Within two years, Luther was being called a Hussite. The Reformation had by then become entangled in German politics. Even in the Middle Ages would-be reformers had looked to secular rulers for help. This did not necessarily mean going outside the fold of the faith; the great Spanish churchman Ximenes had sought to bring to bear the authority of the Catholic monarchs on the problems facing the Spanish Church. Rulers were not meant to protect heretics; their duty was to uphold the true faith. Nevertheless, an appeal to lay authority could open the way to changes which went further perhaps than their authors had intended, and this, it seems, was the case with Luther. His arguments had rapidly carried him beyond the desirability and grounds of reform in practice to the questioning of first, papal authority and, then, of doctrine. The core of his early protests had not been theological. Nevertheless, he came to reject transubstantiation
(replacing it with a view of the eucharist even more difficult to grasp) and to preach that men and women were justified – that is, set aside for salvation – not by observance of the sacraments only (‘works’, as this was called), but by faith. This was, clearly, an intensely individualist position.

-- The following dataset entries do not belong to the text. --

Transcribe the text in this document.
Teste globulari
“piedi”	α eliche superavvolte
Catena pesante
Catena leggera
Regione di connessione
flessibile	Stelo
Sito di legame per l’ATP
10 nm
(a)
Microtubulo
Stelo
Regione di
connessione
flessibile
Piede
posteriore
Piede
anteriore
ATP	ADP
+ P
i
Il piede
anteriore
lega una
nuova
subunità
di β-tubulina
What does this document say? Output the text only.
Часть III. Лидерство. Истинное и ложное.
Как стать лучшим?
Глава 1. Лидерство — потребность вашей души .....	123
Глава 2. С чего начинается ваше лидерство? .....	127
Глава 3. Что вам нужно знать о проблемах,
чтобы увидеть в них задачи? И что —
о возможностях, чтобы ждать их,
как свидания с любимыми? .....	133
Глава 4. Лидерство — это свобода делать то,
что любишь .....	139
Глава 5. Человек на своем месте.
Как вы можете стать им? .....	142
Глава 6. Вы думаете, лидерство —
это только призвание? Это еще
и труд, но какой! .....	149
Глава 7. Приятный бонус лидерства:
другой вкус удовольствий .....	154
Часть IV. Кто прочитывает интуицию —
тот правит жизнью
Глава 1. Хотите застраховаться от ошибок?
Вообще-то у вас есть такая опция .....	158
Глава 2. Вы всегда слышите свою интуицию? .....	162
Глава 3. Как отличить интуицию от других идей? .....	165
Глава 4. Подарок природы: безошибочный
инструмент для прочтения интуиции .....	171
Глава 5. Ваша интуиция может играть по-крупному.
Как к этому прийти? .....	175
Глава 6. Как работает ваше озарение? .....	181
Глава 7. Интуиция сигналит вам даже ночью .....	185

It struck at the root of traditional teaching, which saw no salvation possible outside the Church. (Yet, it may be noted, Erasmus, when asked for his view, would not condemn Luther; it was known, moreover, that he thought Luther to have said many valuable things.) In 1520 Luther was excommunicated. Before a wondering audience he burnt the bull of excommunication in the same fire as the books of canon law. He continued to preach and write. Summoned to explain himself before the imperial Diet, he refused to retract his views. Germany seemed on the verge of civil war. After leaving the Diet under a safe-conduct, he disappeared, kidnapped for his own safety by a sympathetic prince. In 1521 Charles V, the emperor, placed him under the Imperial Ban; Luther was now an outlaw.

Luther’s doctrines, which he extended to condemnations of confession and absolution and clerical celibacy, by now appealed to many Germans. His followers spread them by preaching and by distributing his German translation of the New Testament. Lutheranism was also a political fact; the German princes, who entangled it in their own complicated relations with the emperor and his vague authority over them, ensured this. Wars ensued and the word ‘Protestant’ came into use. By 1555, Germany was irreparably divided into Catholic and Protestant states. This was recognized in agreement at the Diet of Augsburg that the prevailing religion of each state should be that of its ruler, the first European institutionalizing of religious pluralism. It was a curious concession for an emperor who saw himself as the defender of universal Catholicism. Yet it was necessary if he was to keep the loyalty of Germany’s princes. In Catholic and Protestant Germany alike, religion now looked as never before to political authority to uphold it in a world of competing creeds.